A trip to Chicago would not be complete without an architectural cruise with a knowledgeable docent. The Chicago Architecture Foundation River Cruise aboard Chicago’s First Lady Cruises is the one we selected and it was excellent. Our docent was knowledgeable and passionate about architecture and Chicago. The docents are volunteers. I don’t know what our docents daytime occupation was, but I can’t imagine having a better person to share Chicago’s history and architecture with us. If you’re on a budget and are flexible about your cruise day and time, look for discounted tickets on Groupon.
The tour is about 90 minutes, the boats have outdoor top deck and indoor lower deck seating, there is no smoking, and there is a bar on on the lower deck. The docent’s presentation on our cruise had all of us so mesmerized, that I we all sat silently looking and listening and hardly anyone left their seats. The departure point for the First Lady Cruises is at Riverside Gardens on the Riverwalk. If you want your choice of seating on the boat, it’s wise to get to the departure point about 15 to 30 minutes prior to departure as people line up early. The cruises do not run during the winter months.
Our docent narrated the entire duration of the tour and it was impossible to keep up with everything since there are so many unique and spectacular buildings along the river and they all have such interesting histories. I took a couple of hundred pictures, but here are some of my favorites. We would love to participate in the Open House of Chicago event. This is a weekend event where the public is invited to tour some of Chicago’s historic buildings that are not usually accessible to the public. Please message us if you know when it will be held in 2018.
After we completed the cruise, we walked along the Riverwalk to admire some of the buildings again at a more leisurely pace. While on our stroll, we heard some of the other cruise providers — they were poor substitutes for the wonderful docent we had.
Chicago has a myriad of skyscrapers downtown, but the Carbide and Carbon Building is one you will notice and remember.

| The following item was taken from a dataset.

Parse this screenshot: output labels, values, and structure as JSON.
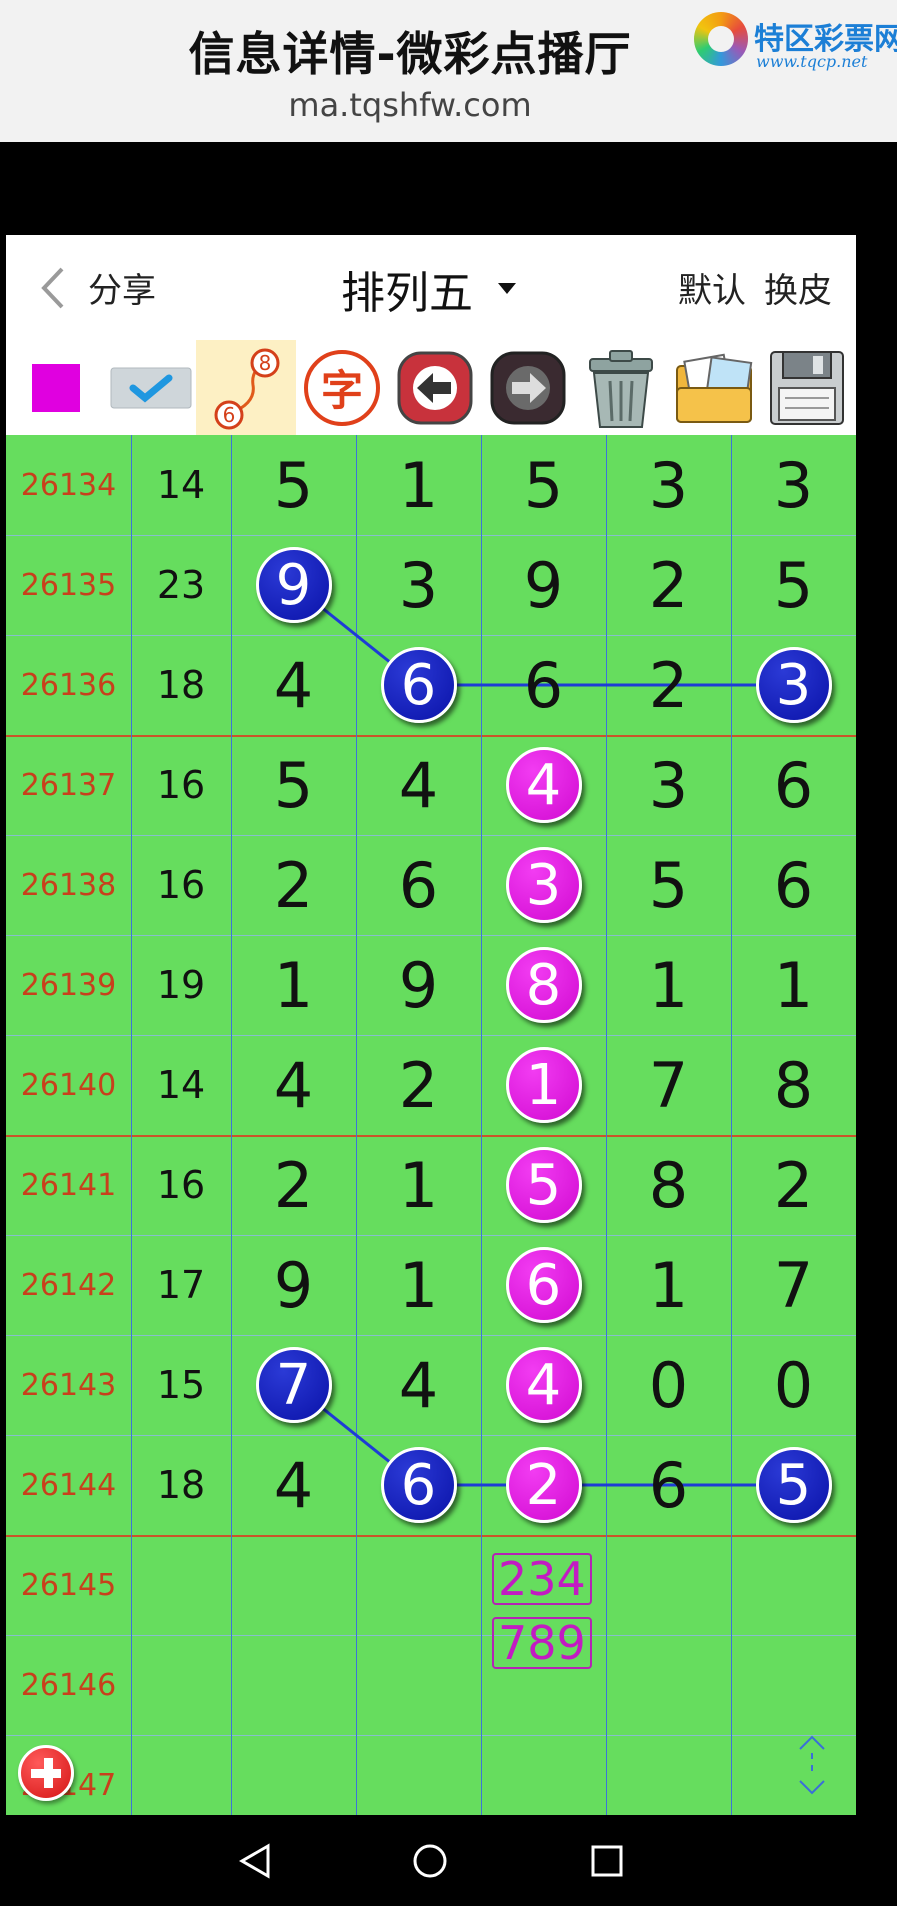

It looks like a 37 floor champagne bottle with its green terra cotta tower and gold leaf top. This Art Deco building completed in 1929.
The Marina City buildings are two are mixed use buildings completed in 1968 and are the first to have been built with tower cranes. The towers have identical floor plans, with the bottom 19 floors serving as a parking garage, the 20th floor has the gym and laundromat and features panoramic views of the Loop, while floors 21 – 60 are apartments/condos. The 61st floor has a rooftop deck with a 360-degree view of the city.
The Chicago Tribune Tower reminds me of the Gozer’s place. It has the Gothic arches and dramatic vertical columns. The building was built in 1925. The building is adorned by sculptures and gargoyles. The building contains building fragments from structures far and wide: the Great Wall of China, the Berlin Wall, the Taj Mahal, Independence Hall, Abraham Lincoln’s Tomb, Palace of Westminster, Notre Dame de Paris, the Alamo, and more.
This building located at 150 N Riverside on the West side of the river in Chicago, is 53 stories tall and sits on a footprint for an 8 story building. The building candelievers out with office space. This engineering marvel was built in 2017.
Lake Point Tower was completed in 1968. It is a residential building in Chicago and is the only skyscraper east of Lake Shore Drive. The building has asymmetrical arms and the curved walls prevent the residents from seeing into each other’s units. The building looks golden because it reflects the sunlight off Lake Michigan. The Lake Point Tower exterior is made of bronze tinted glass framed by gold-anodized aluminum.
This office building at 333 Wacker Dr resides at the bend in the river and it’s shapes accentuates the reflection of the curve of the Chicago River and the sky. The green glass complements the other skyscrapers in the vicinity. The building was completed in 1983.
We look forward to doing the Architecture Foundation tour again on our next trip to Chicago. Once just isn’t enough.